Os olhos do pai voltam para o livro quando Pedro se cansa. A mãe parece não acreditar, mas acontece. Ele troca a tresloucada correria pelo chão repleto de carros, ônibus e outros móveis, decorados também por caminhões e uma jamanta. A mãe sai da sala para embalar o irmão antes de colocá-lo no berço. Mais uma vez, o pai abandona o livro: de mecânico se torna sonoplasta, como o filho, enquanto liga a TV. Os efeitos sonoros dão graça às batidas, que se repetem na tela em meio às risadinhas que acompanham as tramoias de um vigarista. De repente, Pedro entra em transe e seus olhos, antes dispersos, não desgrudam mais do desenho animado. O carro de polícia com a sirene ligada continua em suas mãos, pendente, em inércia passageira. O pai aproveita para pegar o livro de volta. Espera o silêncio da sirene para continuar de onde parou, anos luz distante daqui.

Dividido, ele reveza o olhar entre o parágrafo e a criança. Imagina o filho nas mesmas naves espaciais em que ele viajou e acaba levando Pedro para dentro do livro. Ali, ele vira personagem, ganha nome estelar.

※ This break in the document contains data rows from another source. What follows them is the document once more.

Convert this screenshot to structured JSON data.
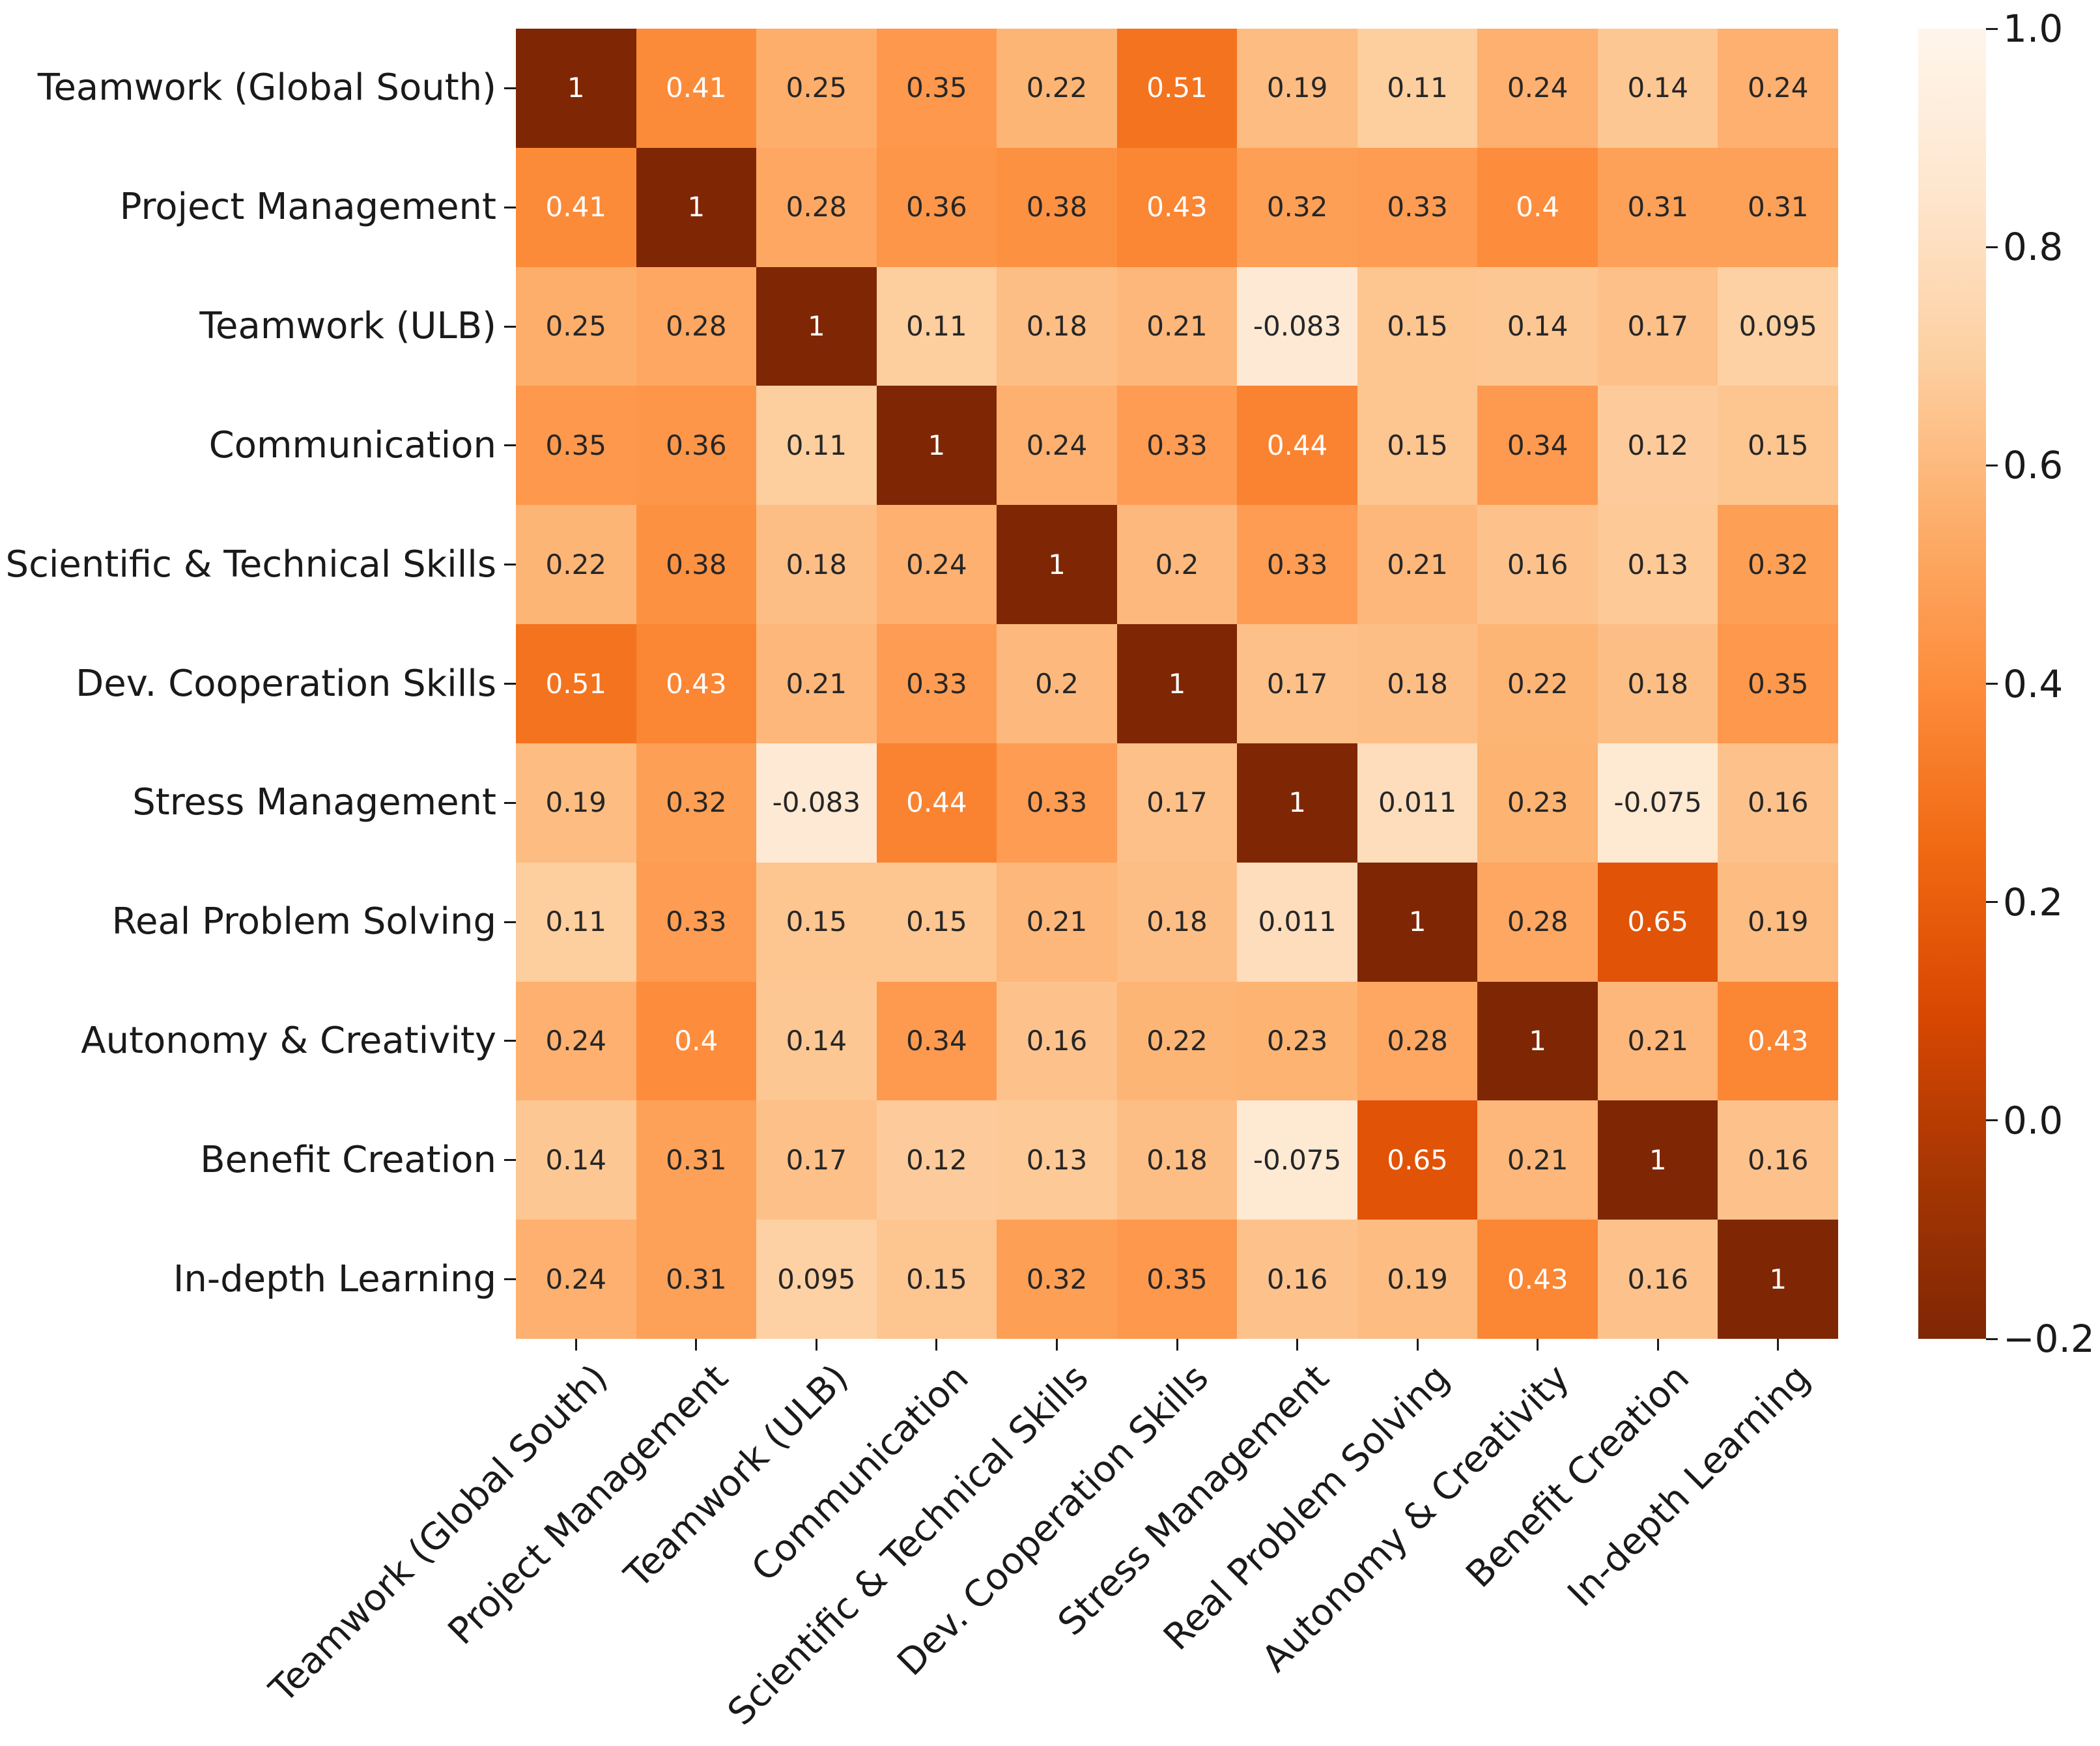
{
  "chart_data": {
    "type": "heatmap",
    "title": "",
    "xlabel": "",
    "ylabel": "",
    "grid": false,
    "legend_position": "right-colorbar",
    "categories": [
      "Teamwork (Global South)",
      "Project Management",
      "Teamwork (ULB)",
      "Communication",
      "Scientific & Technical Skills",
      "Dev. Cooperation Skills",
      "Stress Management",
      "Real Problem Solving",
      "Autonomy & Creativity",
      "Benefit Creation",
      "In-depth Learning"
    ],
    "matrix": [
      [
        1,
        0.41,
        0.25,
        0.35,
        0.22,
        0.51,
        0.19,
        0.11,
        0.24,
        0.14,
        0.24
      ],
      [
        0.41,
        1,
        0.28,
        0.36,
        0.38,
        0.43,
        0.32,
        0.33,
        0.4,
        0.31,
        0.31
      ],
      [
        0.25,
        0.28,
        1,
        0.11,
        0.18,
        0.21,
        -0.083,
        0.15,
        0.14,
        0.17,
        0.095
      ],
      [
        0.35,
        0.36,
        0.11,
        1,
        0.24,
        0.33,
        0.44,
        0.15,
        0.34,
        0.12,
        0.15
      ],
      [
        0.22,
        0.38,
        0.18,
        0.24,
        1,
        0.2,
        0.33,
        0.21,
        0.16,
        0.13,
        0.32
      ],
      [
        0.51,
        0.43,
        0.21,
        0.33,
        0.2,
        1,
        0.17,
        0.18,
        0.22,
        0.18,
        0.35
      ],
      [
        0.19,
        0.32,
        -0.083,
        0.44,
        0.33,
        0.17,
        1,
        0.011,
        0.23,
        -0.075,
        0.16
      ],
      [
        0.11,
        0.33,
        0.15,
        0.15,
        0.21,
        0.18,
        0.011,
        1,
        0.28,
        0.65,
        0.19
      ],
      [
        0.24,
        0.4,
        0.14,
        0.34,
        0.16,
        0.22,
        0.23,
        0.28,
        1,
        0.21,
        0.43
      ],
      [
        0.14,
        0.31,
        0.17,
        0.12,
        0.13,
        0.18,
        -0.075,
        0.65,
        0.21,
        1,
        0.16
      ],
      [
        0.24,
        0.31,
        0.095,
        0.15,
        0.32,
        0.35,
        0.16,
        0.19,
        0.43,
        0.16,
        1
      ]
    ],
    "annotation_format": ".2g",
    "annotation_dark_text": "#262626",
    "annotation_light_text": "#ffffff",
    "colormap": {
      "name": "Oranges",
      "stops": [
        "#fff5eb",
        "#fee6ce",
        "#fdd0a2",
        "#fdae6b",
        "#fd8d3c",
        "#f16913",
        "#d94801",
        "#a63603",
        "#7f2704"
      ]
    },
    "colorbar": {
      "vmin": -0.2,
      "vmax": 1.0,
      "tick_values": [
        1.0,
        0.8,
        0.6,
        0.4,
        0.2,
        0.0,
        -0.2
      ],
      "tick_labels": [
        "1.0",
        "0.8",
        "0.6",
        "0.4",
        "0.2",
        "0.0",
        "−0.2"
      ]
    },
    "axis_tick_color": "#1a1a1a"
  }
}
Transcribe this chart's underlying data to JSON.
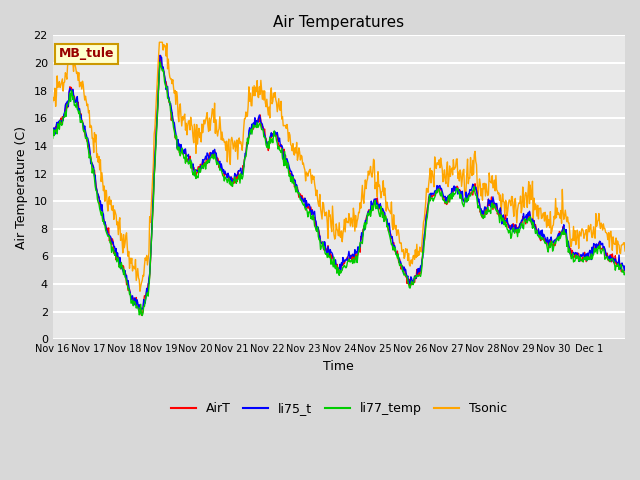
{
  "title": "Air Temperatures",
  "xlabel": "Time",
  "ylabel": "Air Temperature (C)",
  "ylim": [
    0,
    22
  ],
  "yticks": [
    0,
    2,
    4,
    6,
    8,
    10,
    12,
    14,
    16,
    18,
    20,
    22
  ],
  "x_labels": [
    "Nov 16",
    "Nov 17",
    "Nov 18",
    "Nov 19",
    "Nov 20",
    "Nov 21",
    "Nov 22",
    "Nov 23",
    "Nov 24",
    "Nov 25",
    "Nov 26",
    "Nov 27",
    "Nov 28",
    "Nov 29",
    "Nov 30",
    "Dec 1"
  ],
  "series": {
    "AirT": {
      "color": "#ff0000",
      "lw": 1.0
    },
    "li75_t": {
      "color": "#0000ff",
      "lw": 1.0
    },
    "li77_temp": {
      "color": "#00cc00",
      "lw": 1.0
    },
    "Tsonic": {
      "color": "#ffa500",
      "lw": 1.0
    }
  },
  "fig_bg_color": "#d8d8d8",
  "ax_bg_color": "#e8e8e8",
  "grid_color": "#ffffff",
  "annotation_text": "MB_tule",
  "annotation_bg": "#ffffcc",
  "annotation_border": "#cc9900",
  "annotation_text_color": "#990000",
  "title_fontsize": 11
}
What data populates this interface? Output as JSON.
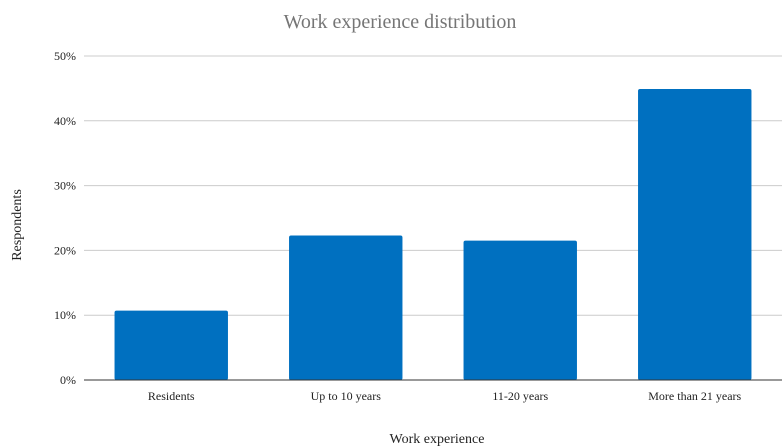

Termina a corrida, que Penélope vence, e Pedro está com fome. O pai dá a mão ao menino, leva-o até a cozinha e o abastece de fato. Agora Pedro está com sono. O pai põe a criança na cama e começa a contar a história de um garoto apaixonado por carros, que anseia por pernas compridas para alcançar os pedais. De olhos fechados, Pedro não surpreende o pai com o que diz em seguida. Ele quer asas além das rodas.